King Torture is also primarily responsible for the insight. Though he has an outrageous array of lethal technology, Torture's most dangerous weapon is his cruel psychological acuity. He worms his way into his enemies' heads and breaks them from the inside. The events leading to his showdown with Flamenco hinge as much on tabloid bad-boy Konno's addiction to entertainment, or Flamenco Diamond's increasingly pathological need for stimulation and adoration, as on ridiculously advanced biological or robotic technology. (King Torture's own psychology, by the way, provides a neat explanation for why his minions are so suicidally inept).
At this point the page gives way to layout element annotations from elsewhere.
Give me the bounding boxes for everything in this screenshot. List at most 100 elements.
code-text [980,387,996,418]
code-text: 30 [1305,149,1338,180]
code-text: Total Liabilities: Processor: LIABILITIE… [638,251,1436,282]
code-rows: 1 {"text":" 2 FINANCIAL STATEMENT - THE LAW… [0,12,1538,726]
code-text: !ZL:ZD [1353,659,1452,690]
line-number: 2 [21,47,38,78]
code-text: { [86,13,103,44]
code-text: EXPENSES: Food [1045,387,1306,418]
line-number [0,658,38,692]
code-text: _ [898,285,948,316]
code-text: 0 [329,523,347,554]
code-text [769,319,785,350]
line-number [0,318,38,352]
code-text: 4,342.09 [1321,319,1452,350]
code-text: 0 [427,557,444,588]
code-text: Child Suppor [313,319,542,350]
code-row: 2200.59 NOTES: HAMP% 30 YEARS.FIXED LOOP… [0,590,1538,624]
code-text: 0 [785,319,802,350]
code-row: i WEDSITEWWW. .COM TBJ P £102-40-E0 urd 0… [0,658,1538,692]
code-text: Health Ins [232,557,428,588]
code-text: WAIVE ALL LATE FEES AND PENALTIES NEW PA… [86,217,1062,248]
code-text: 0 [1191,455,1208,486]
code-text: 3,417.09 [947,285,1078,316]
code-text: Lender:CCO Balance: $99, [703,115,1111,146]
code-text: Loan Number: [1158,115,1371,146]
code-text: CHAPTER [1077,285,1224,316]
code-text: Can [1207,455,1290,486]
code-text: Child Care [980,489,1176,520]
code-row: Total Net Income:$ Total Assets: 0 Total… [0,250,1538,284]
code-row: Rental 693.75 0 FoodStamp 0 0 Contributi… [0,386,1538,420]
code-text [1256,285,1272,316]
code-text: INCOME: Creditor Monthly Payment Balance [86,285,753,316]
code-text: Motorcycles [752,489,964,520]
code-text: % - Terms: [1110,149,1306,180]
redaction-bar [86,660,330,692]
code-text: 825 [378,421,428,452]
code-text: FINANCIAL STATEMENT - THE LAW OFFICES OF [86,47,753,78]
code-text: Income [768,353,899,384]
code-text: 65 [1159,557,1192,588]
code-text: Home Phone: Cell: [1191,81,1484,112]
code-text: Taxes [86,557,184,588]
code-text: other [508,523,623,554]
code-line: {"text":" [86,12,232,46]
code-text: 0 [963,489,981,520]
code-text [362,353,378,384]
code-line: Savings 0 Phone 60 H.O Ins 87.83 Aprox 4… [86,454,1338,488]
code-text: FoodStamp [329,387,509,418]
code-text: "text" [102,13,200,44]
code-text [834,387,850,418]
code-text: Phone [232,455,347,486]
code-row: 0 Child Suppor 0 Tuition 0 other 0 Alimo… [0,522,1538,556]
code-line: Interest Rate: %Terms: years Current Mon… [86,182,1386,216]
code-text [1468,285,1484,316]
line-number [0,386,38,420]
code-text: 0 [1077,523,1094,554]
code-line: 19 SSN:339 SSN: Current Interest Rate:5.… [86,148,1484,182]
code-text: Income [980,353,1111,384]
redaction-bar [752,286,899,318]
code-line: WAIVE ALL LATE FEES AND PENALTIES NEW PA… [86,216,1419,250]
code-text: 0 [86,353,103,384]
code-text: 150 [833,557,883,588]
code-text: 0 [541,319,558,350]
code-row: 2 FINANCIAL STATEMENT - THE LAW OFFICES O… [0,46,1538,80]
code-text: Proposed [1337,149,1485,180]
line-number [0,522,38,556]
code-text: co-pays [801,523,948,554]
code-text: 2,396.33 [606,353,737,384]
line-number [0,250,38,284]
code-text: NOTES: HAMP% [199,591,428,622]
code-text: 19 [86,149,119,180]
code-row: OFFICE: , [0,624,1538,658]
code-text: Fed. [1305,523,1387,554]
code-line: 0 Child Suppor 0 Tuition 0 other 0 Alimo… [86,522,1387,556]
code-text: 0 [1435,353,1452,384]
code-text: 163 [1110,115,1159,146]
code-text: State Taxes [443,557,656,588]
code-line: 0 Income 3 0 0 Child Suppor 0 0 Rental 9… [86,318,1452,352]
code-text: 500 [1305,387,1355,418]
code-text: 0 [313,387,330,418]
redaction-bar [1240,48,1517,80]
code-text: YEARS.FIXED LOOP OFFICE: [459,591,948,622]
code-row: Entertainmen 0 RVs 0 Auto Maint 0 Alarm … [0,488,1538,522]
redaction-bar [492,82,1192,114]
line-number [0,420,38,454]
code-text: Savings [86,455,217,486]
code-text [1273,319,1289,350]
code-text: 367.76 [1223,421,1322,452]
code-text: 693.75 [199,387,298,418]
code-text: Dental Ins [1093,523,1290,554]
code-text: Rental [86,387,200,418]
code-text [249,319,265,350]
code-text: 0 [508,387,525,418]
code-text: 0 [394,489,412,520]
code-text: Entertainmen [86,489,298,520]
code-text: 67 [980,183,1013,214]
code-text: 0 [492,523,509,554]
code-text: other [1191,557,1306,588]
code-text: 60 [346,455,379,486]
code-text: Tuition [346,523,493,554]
The bitter power is Flamenco Diamond's contribution. Her encounter with King Torture is one of those patented Kurata moments: a perfectly timed, beautifully written, cruelly ironic blow that hollows his best character right out, leaving her broken and drifting. It's the kind of ruthless, heartsick development that makes slogging through his spotty filmography totally worthwhile.
It's a nearly perfect ending to the series, one that spirals to heights unthinkable previously and that leaves the characters in provocative, interesting places. There's just one little problem. The show isn't over. Not even halfway. And after escalating this far, Flamenco can only keep escalating. It can only get bigger, more ridiculous, further removed from its already tenuous hold on reality. It's very, very hard to see it going anywhere but off the rails. Still, as the arc's final images—Flamenco Diamond, battered and tormented, singing raw and driven to a room of speechless idol fans—linger on, we know that we'll ride this train to its last wreck.
Overall (sub) : A-
Story : A-
Animation : C+
Art : B
Music : C+
+ A knockout arc that brings the show's first stage to a screaming, at times devastating, climax.